Le juge Paul Lam Shang Leen, siégeant à la division commerciale de la Cour suprême, a émis un ordre autorisant la destruction d’articles importés de la marque Ralph Lauren. Ceux-ci, qui ont été contrefaits, ont été saisis par la Mauritius Revenue Authority depuis qu’ils ont été débarqués à Port-Louis.
C’est suite à une plainte logée par The Polo/Lauren Company, LP, compagnie enregistrée à New York qui dit détenir la marque déposée concernant toute la gamme de produits Ralph Lauren, comme l’établit la Trademark Nos 18 et/ou 25 de la Nice Classification (9e édition), que le juge a tranché.

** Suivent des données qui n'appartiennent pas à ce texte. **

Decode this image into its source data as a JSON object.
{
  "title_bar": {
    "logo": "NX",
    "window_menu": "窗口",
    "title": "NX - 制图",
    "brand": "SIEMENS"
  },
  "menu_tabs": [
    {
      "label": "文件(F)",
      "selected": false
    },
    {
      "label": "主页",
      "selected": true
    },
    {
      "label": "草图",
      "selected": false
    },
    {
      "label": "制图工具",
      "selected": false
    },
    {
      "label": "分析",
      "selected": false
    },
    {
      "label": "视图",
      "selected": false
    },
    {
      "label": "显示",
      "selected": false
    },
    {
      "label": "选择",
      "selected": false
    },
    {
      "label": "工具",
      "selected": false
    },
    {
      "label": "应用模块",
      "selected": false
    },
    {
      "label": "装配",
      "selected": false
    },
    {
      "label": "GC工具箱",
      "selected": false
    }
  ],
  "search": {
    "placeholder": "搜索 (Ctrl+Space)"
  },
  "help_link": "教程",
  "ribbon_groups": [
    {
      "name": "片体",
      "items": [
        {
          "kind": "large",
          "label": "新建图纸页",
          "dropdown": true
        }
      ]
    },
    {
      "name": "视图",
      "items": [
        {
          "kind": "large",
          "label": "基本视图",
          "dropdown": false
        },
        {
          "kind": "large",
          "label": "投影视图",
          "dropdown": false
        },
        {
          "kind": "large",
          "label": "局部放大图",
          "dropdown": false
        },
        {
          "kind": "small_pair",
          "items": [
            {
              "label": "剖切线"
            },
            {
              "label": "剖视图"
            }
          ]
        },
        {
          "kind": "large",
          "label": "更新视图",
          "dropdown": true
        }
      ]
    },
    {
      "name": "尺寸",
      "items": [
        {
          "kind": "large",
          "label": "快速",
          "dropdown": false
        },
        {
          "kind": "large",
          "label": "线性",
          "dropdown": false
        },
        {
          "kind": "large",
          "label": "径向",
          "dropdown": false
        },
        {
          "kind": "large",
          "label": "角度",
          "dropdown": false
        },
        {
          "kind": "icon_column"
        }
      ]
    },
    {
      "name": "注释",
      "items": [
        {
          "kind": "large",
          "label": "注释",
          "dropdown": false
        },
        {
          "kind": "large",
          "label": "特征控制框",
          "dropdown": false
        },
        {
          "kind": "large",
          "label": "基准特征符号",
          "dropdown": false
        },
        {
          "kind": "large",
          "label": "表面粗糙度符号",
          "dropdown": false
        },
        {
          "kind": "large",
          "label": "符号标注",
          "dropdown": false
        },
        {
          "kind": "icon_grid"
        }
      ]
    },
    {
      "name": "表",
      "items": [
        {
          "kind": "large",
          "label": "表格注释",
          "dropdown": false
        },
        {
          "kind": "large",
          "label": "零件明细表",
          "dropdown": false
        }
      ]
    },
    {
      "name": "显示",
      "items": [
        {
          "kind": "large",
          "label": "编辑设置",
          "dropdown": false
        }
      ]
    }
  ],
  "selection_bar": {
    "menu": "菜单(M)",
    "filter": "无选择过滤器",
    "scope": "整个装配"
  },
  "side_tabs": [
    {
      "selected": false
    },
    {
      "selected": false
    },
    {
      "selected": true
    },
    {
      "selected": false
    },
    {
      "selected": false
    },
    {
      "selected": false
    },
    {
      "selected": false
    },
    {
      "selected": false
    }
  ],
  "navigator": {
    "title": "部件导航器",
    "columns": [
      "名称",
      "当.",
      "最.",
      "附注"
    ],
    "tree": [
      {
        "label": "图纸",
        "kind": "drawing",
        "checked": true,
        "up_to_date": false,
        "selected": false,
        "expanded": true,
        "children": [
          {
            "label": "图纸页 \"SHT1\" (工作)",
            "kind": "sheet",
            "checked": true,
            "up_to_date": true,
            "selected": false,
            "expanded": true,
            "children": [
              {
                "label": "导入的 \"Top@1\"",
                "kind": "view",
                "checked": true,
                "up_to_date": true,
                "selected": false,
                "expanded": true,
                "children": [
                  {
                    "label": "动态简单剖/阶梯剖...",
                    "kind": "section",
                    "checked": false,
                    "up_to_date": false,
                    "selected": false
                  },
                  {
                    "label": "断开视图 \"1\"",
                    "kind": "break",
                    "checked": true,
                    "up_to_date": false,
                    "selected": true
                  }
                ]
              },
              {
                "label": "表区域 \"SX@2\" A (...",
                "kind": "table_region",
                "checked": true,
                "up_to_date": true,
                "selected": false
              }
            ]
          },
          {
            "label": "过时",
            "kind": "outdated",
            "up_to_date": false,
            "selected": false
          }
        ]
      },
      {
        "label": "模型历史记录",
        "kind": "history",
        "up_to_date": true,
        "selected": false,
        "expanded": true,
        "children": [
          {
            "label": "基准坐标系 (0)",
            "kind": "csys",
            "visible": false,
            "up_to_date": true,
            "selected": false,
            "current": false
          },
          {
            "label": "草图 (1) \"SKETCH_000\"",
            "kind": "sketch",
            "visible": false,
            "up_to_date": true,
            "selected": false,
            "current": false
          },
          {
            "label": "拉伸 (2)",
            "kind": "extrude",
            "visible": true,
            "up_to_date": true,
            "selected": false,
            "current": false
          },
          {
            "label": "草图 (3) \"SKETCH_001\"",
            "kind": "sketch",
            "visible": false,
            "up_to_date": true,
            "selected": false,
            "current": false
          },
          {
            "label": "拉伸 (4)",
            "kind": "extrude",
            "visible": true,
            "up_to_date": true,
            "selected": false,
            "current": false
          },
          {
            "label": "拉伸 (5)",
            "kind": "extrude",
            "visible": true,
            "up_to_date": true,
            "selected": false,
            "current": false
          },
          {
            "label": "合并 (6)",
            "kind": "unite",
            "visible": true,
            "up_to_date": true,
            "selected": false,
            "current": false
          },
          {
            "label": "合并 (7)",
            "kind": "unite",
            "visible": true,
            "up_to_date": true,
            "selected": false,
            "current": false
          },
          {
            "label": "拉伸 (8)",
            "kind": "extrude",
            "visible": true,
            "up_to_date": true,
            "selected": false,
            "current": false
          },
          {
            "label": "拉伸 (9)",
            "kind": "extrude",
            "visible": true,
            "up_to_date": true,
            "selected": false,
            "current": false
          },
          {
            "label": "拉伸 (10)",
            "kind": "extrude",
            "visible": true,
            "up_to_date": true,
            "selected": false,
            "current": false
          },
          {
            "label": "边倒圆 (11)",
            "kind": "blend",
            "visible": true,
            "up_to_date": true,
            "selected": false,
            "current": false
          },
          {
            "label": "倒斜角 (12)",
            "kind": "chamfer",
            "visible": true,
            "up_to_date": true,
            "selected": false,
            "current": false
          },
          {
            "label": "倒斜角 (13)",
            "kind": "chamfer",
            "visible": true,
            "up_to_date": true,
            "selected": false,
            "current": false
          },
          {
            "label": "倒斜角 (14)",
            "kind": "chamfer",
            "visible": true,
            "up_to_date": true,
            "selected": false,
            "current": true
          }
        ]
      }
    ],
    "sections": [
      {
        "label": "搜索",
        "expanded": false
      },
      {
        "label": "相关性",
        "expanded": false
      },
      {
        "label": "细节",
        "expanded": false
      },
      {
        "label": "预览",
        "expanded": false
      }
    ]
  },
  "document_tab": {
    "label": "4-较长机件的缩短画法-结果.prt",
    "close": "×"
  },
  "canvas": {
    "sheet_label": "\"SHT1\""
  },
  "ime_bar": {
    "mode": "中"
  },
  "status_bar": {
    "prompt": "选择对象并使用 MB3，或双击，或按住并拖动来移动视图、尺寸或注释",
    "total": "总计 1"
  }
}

Selon la motion de la plaignante, il a été notifié vers le 27 juillet 2011 par le département de la douane que le défendeur, Mohammad Naushad Tejoo, un commerçant local, a importé 614 polos, 28 casquettes, 48 sous-vêtements masculins et deux sets de trois sacs de voyage portant la fameuse griffe. Ces importations proviennent du sud-est asiatique, et se sont avéré être des articles contrefaits.
La plaignante a soutenue que ces importations n’ont pas obtenu son autorisation. « Plaintiff avers that by his unlawful acts and doings the defendant has i) infringed the rights of the plaintiff under the Patents, Industrial Designs and Trademarks Act 2002 (the Act), inasmuch as he has imported the aforesaid goods into Mauritius bearing marks which similar or identical to the Polo Marks and this without the autorisation or consent of the plaintiff : and/or ii) infringed the trademark rights of the plaintiff under the Prevention of Unfair practices (Industrial Property Rights) Act 2002 », a-t-elle dit dans sa plainte.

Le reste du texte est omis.